The word "squalid" has been deftly employed in literature to evoke both a palpable sense of physical decay and a nuanced moral degradation. Authors often use it to describe environments steeped in poverty and neglect, as seen in depictions of dilapidated tenements and grim urban quarters ([1], [2], [3]), where the very setting becomes an emblem of despair. Simultaneously, the term conveys the degradation of character and vice, painting portraits of individuals or social practices steeped in moral filth—from the portrayal of "hapless squalid Marat" and the vice-ridden corridors of human existence ([4], [5], [6]) to the metaphorical representation of a life marred by squalid compromises ([7], [8]).
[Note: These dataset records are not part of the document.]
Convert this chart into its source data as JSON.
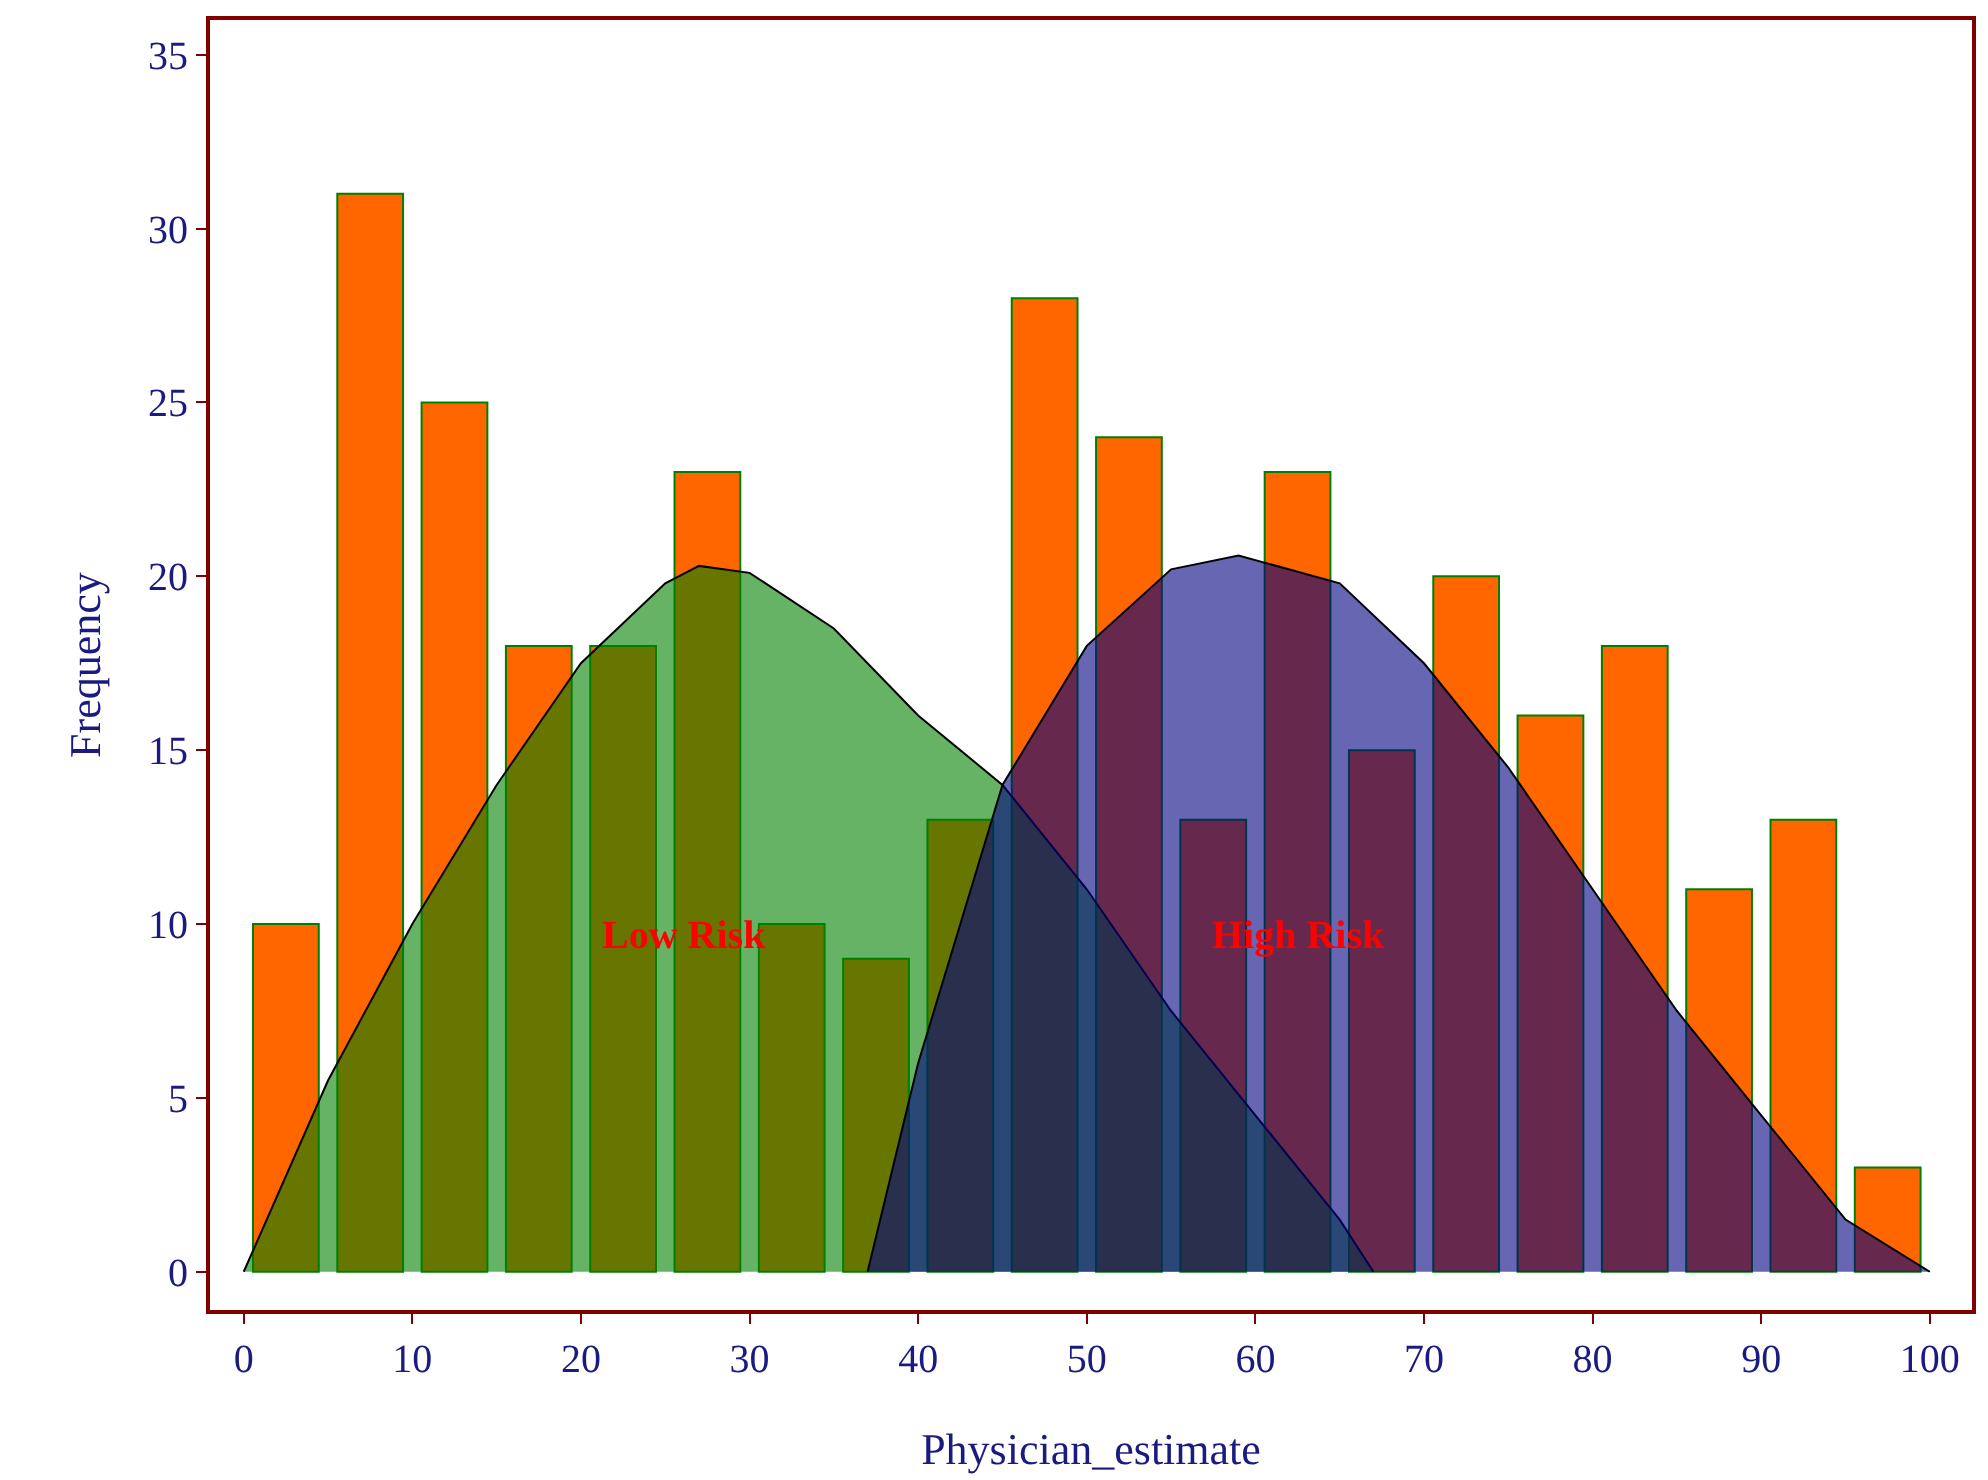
{
  "chart_data": {
    "type": "histogram",
    "xlabel": "Physician_estimate",
    "ylabel": "Frequency",
    "bins": [
      0,
      5,
      10,
      15,
      20,
      25,
      30,
      35,
      40,
      45,
      50,
      55,
      60,
      65,
      70,
      75,
      80,
      85,
      90,
      95,
      100
    ],
    "values": [
      10,
      31,
      25,
      18,
      18,
      23,
      10,
      9,
      13,
      28,
      24,
      13,
      23,
      15,
      20,
      16,
      18,
      11,
      13,
      3
    ],
    "color": "#ff6600",
    "series": [
      {
        "type": "area",
        "color": "#008000",
        "x": [
          0,
          5,
          10,
          15,
          20,
          25,
          27,
          30,
          35,
          40,
          45,
          50,
          55,
          60,
          65,
          67
        ],
        "values": [
          0,
          5.5,
          10,
          14,
          17.5,
          19.8,
          20.3,
          20.1,
          18.5,
          16,
          14,
          11,
          7.5,
          4.5,
          1.5,
          0
        ]
      },
      {
        "type": "area",
        "color": "#000080",
        "x": [
          37,
          40,
          45,
          50,
          55,
          59,
          65,
          70,
          75,
          80,
          85,
          90,
          95,
          100
        ],
        "values": [
          0,
          6,
          14,
          18,
          20.2,
          20.6,
          19.8,
          17.5,
          14.5,
          11,
          7.5,
          4.5,
          1.5,
          0
        ]
      }
    ],
    "annotations": [
      "Low Risk",
      "High Risk"
    ],
    "xlim": [
      -2,
      102.5
    ],
    "ylim": [
      -1.1,
      36
    ],
    "xticks": [
      0,
      10,
      20,
      30,
      40,
      50,
      60,
      70,
      80,
      90,
      100
    ],
    "yticks": [
      0,
      5,
      10,
      15,
      20,
      25,
      30,
      35
    ],
    "grid": false
  }
}
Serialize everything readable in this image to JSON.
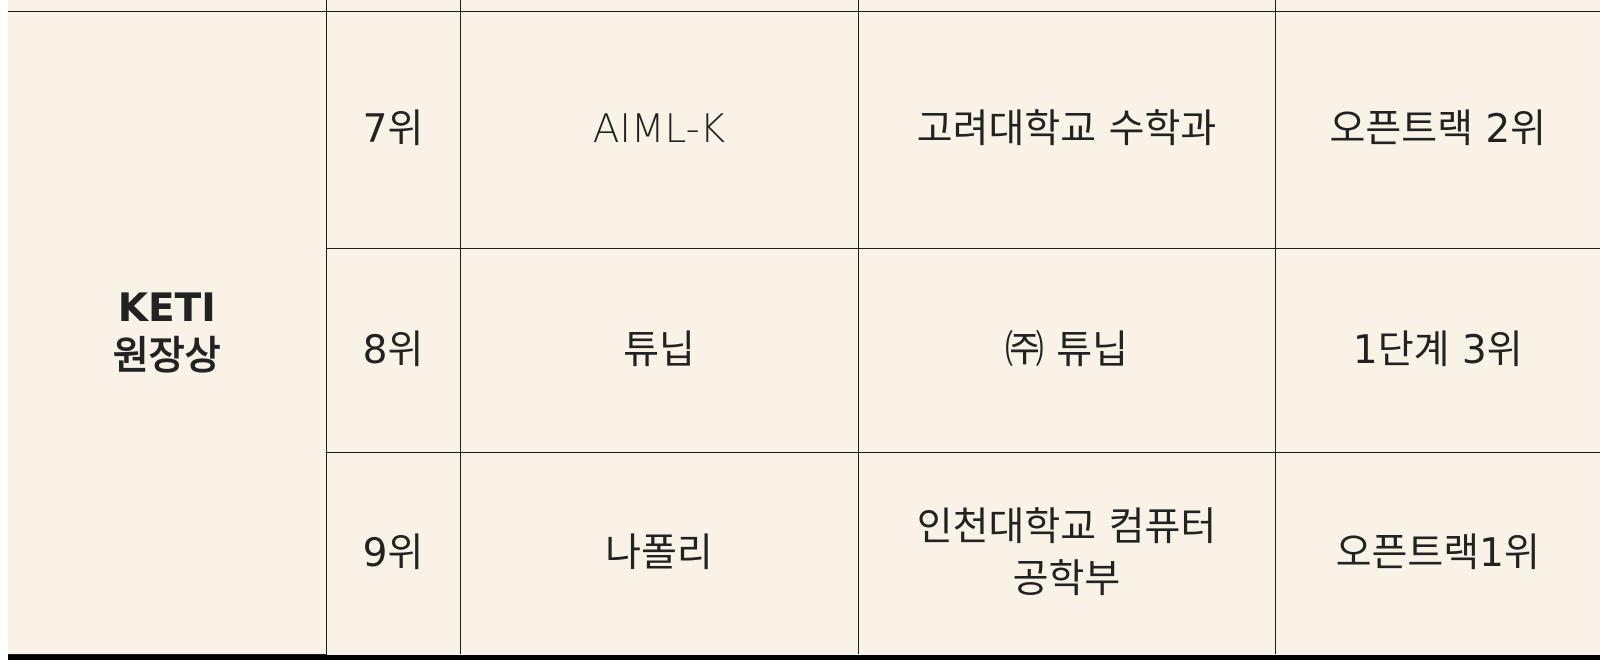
{
  "table": {
    "award": {
      "line1": "KETI",
      "line2": "원장상"
    },
    "rows": [
      {
        "rank": "7위",
        "team": "AIML-K",
        "org": "고려대학교 수학과",
        "note": "오픈트랙 2위"
      },
      {
        "rank": "8위",
        "team": "튜닙",
        "org": "㈜ 튜닙",
        "note": "1단계 3위"
      },
      {
        "rank": "9위",
        "team": "나폴리",
        "org_line1": "인천대학교 컴퓨터",
        "org_line2": "공학부",
        "note": "오픈트랙1위"
      }
    ]
  },
  "colors": {
    "cell_background": "#f9f3e7",
    "grid_line": "#1f1f1f",
    "bottom_rule": "#000000"
  }
}
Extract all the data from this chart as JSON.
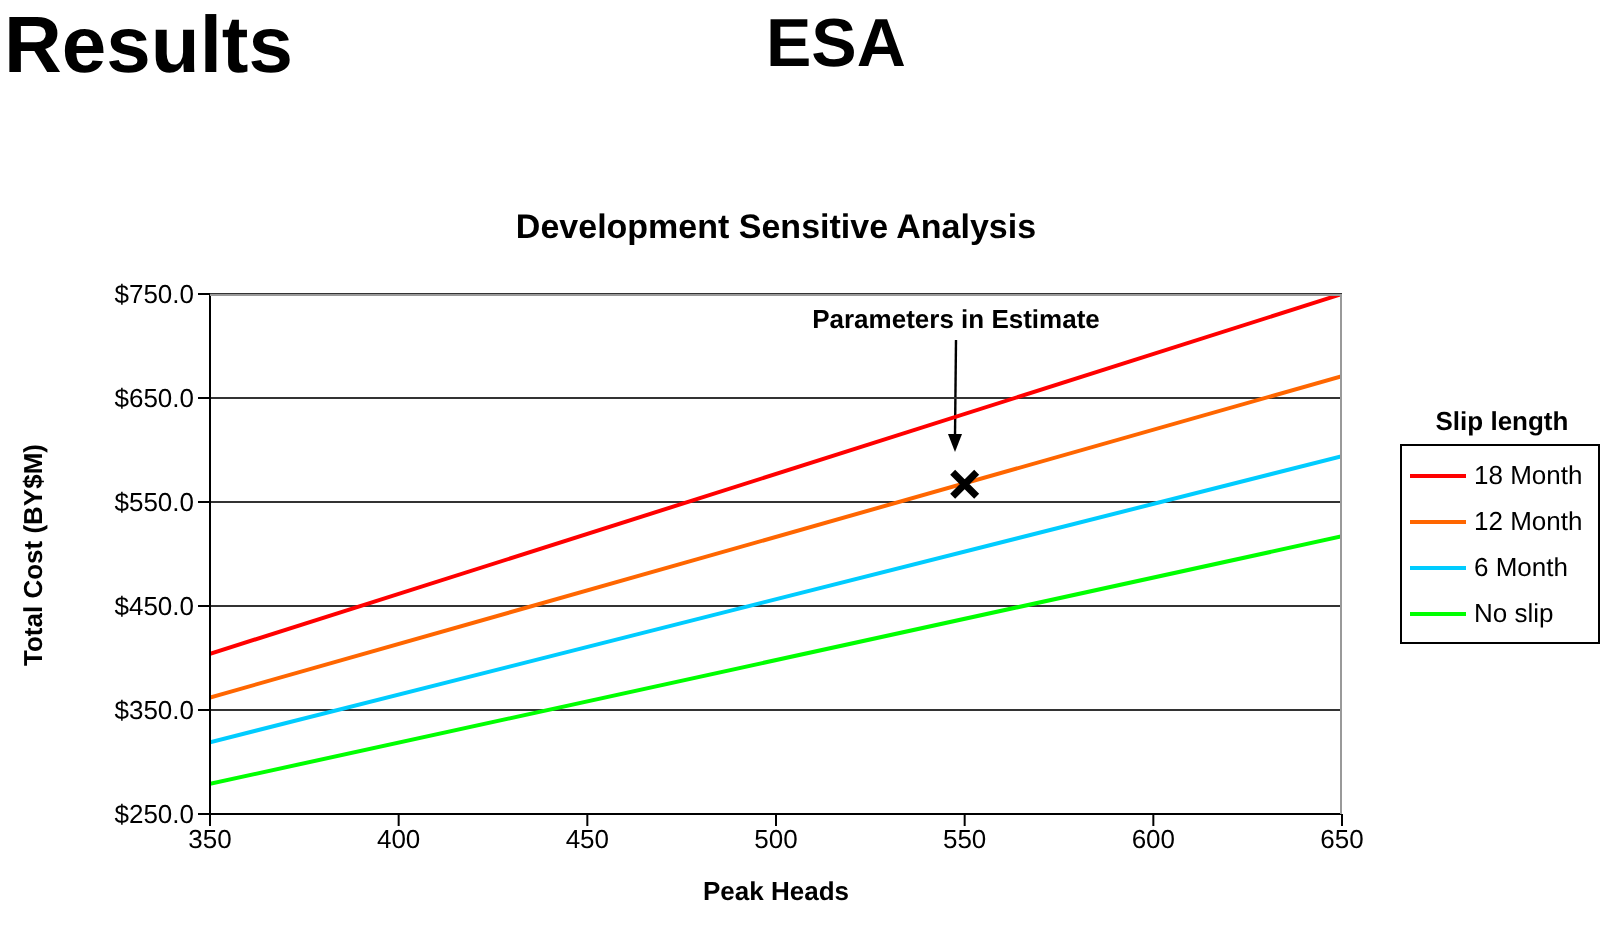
{
  "chart_data": {
    "type": "line",
    "title": "Development Sensitive Analysis",
    "xlabel": "Peak Heads",
    "ylabel": "Total Cost (BY$M)",
    "legend_title": "Slip length",
    "annotations": [
      "Results",
      "ESA",
      "Parameters in Estimate"
    ],
    "x": [
      350,
      650
    ],
    "series": [
      {
        "name": "18 Month",
        "color": "#ff0000",
        "values": [
          404,
          750
        ]
      },
      {
        "name": "12 Month",
        "color": "#ff6600",
        "values": [
          362,
          671
        ]
      },
      {
        "name": "6 Month",
        "color": "#00ccff",
        "values": [
          319,
          594
        ]
      },
      {
        "name": "No slip",
        "color": "#00ff00",
        "values": [
          279,
          517
        ]
      },
      {
        "type": "scatter",
        "marker": "cross",
        "color": "#000000",
        "x": [
          550
        ],
        "values": [
          567
        ]
      }
    ],
    "xlim": [
      350,
      650
    ],
    "xticks": [
      350,
      400,
      450,
      500,
      550,
      600,
      650
    ],
    "ylim": [
      250,
      750
    ],
    "yticks": [
      {
        "value": 250,
        "label": "$250.0"
      },
      {
        "value": 350,
        "label": "$350.0"
      },
      {
        "value": 450,
        "label": "$450.0"
      },
      {
        "value": 550,
        "label": "$550.0"
      },
      {
        "value": 650,
        "label": "$650.0"
      },
      {
        "value": 750,
        "label": "$750.0"
      }
    ],
    "grid": "y",
    "legend": "right",
    "marker": "none",
    "line_style": "solid"
  }
}
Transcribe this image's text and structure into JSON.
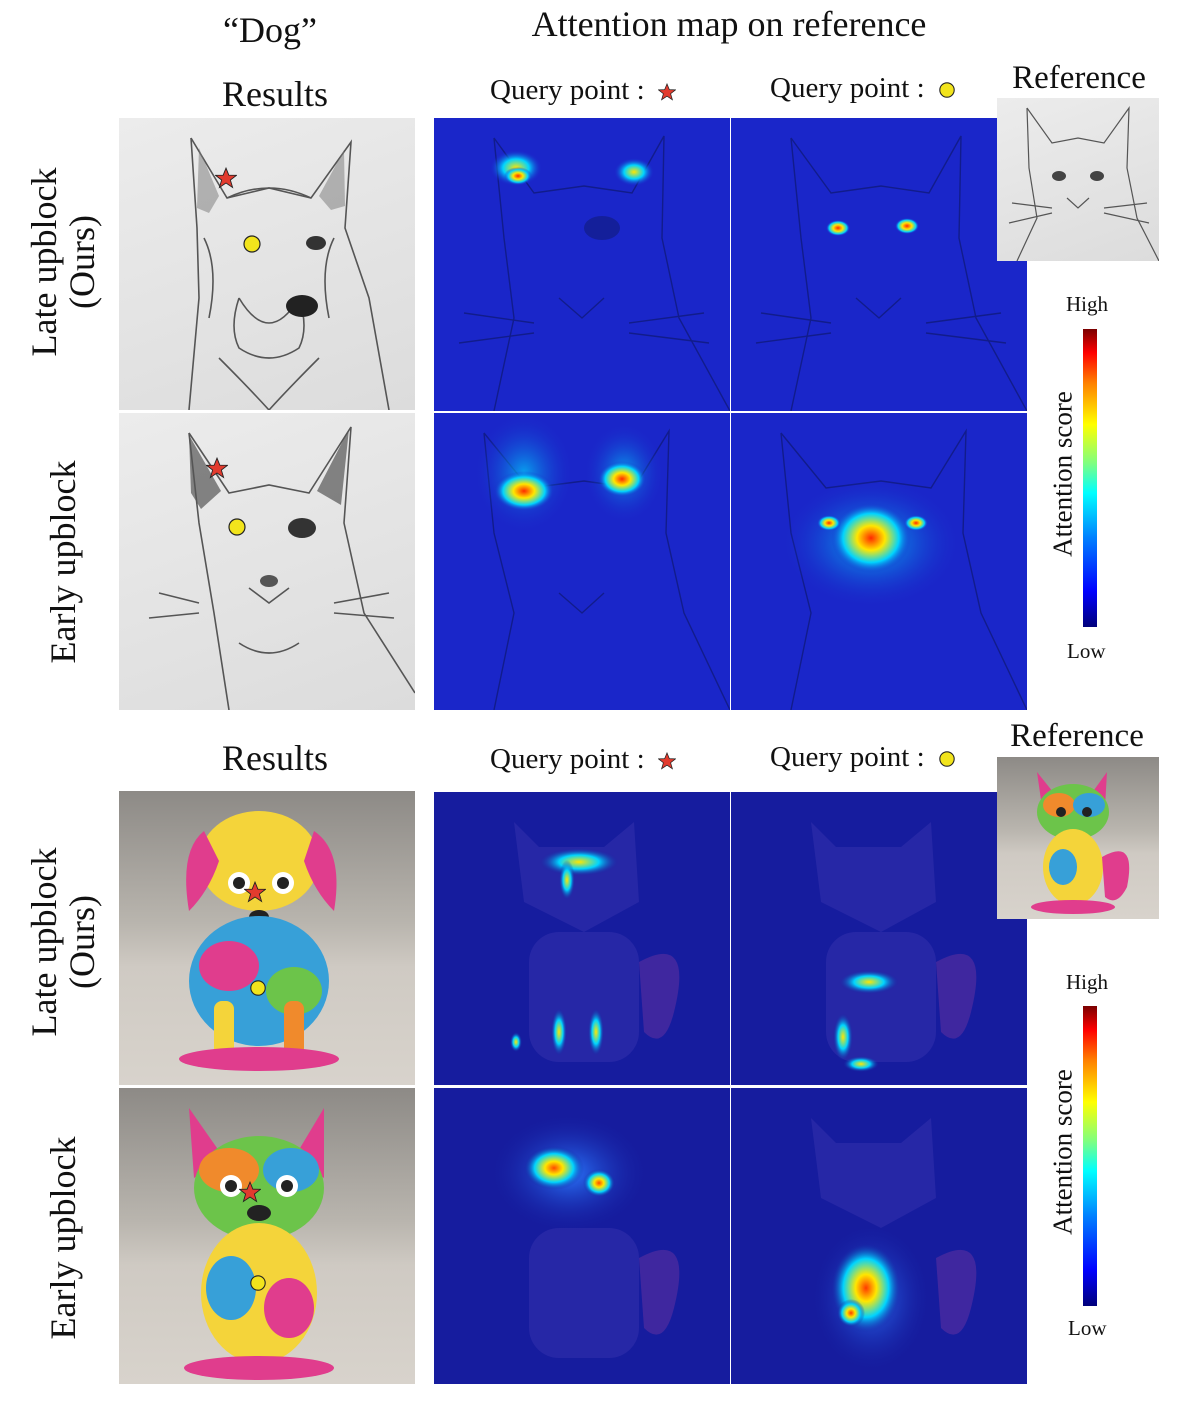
{
  "figure": {
    "prompt_label": "“Dog”",
    "attention_header": "Attention map on reference",
    "sections": [
      {
        "results_label": "Results",
        "query_star_label": "Query point :",
        "query_circle_label": "Query point :",
        "reference_label": "Reference",
        "row_late_label_line1": "Late upblock",
        "row_late_label_line2": "(Ours)",
        "row_early_label": "Early upblock",
        "colorbar": {
          "high": "High",
          "low": "Low",
          "title": "Attention score"
        }
      },
      {
        "results_label": "Results",
        "query_star_label": "Query point :",
        "query_circle_label": "Query point :",
        "reference_label": "Reference",
        "row_late_label_line1": "Late upblock",
        "row_late_label_line2": "(Ours)",
        "row_early_label": "Early upblock",
        "colorbar": {
          "high": "High",
          "low": "Low",
          "title": "Attention score"
        }
      }
    ],
    "colors": {
      "star": "#e23b2e",
      "circle": "#f2e41c",
      "heat_low": "#1a26c9",
      "heat_high": "#cc0000"
    },
    "icons": [
      "star-marker-icon",
      "circle-marker-icon"
    ]
  }
}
In this way, "squalid" functions as a versatile literary device, enriching the narrative by linking the external environment with the inner desolation of its characters.
  1. To the false plea that he prefers the squalid homes in which his kind are housed there could be no better answer.
    — from How the Other Half Lives: Studies Among the Tenements of New York by Jacob A. Riis
  2. The floor was bare and black with dirt and age, the whole apartment squalid and uncomfortable.
    — from Little Folks (September 1884) by Various
  3. We bought some biscuits and chocolate which we ate sedulously as we wandered through the squalid streets where the families of the fishermen live.
    — from Dubliners by James Joyce
  4. Hapless beautiful Charlotte; hapless squalid Marat!
    — from The French Revolution: A History by Thomas Carlyle
  5. He saw the squalid tract of her vice, miserable and malodorous.
    — from Dubliners by James Joyce
  6. And I to him: "Although I come, I stay not; But who art thou that hast become so squalid?" "Thou seest that I am one who weeps," he answered.
    — from Divine Comedy, Longfellow's Translation, Hell by Dante Alighieri
  7. Yet why should I not remain thus, I thought; the world is dead, and this squalid attire is a fitter mourning garb than the foppery of a black suit.
    — from The Last Man by Mary Wollstonecraft Shelley
  8. No; she was not made for mean and shabby surroundings, for the squalid compromises of poverty.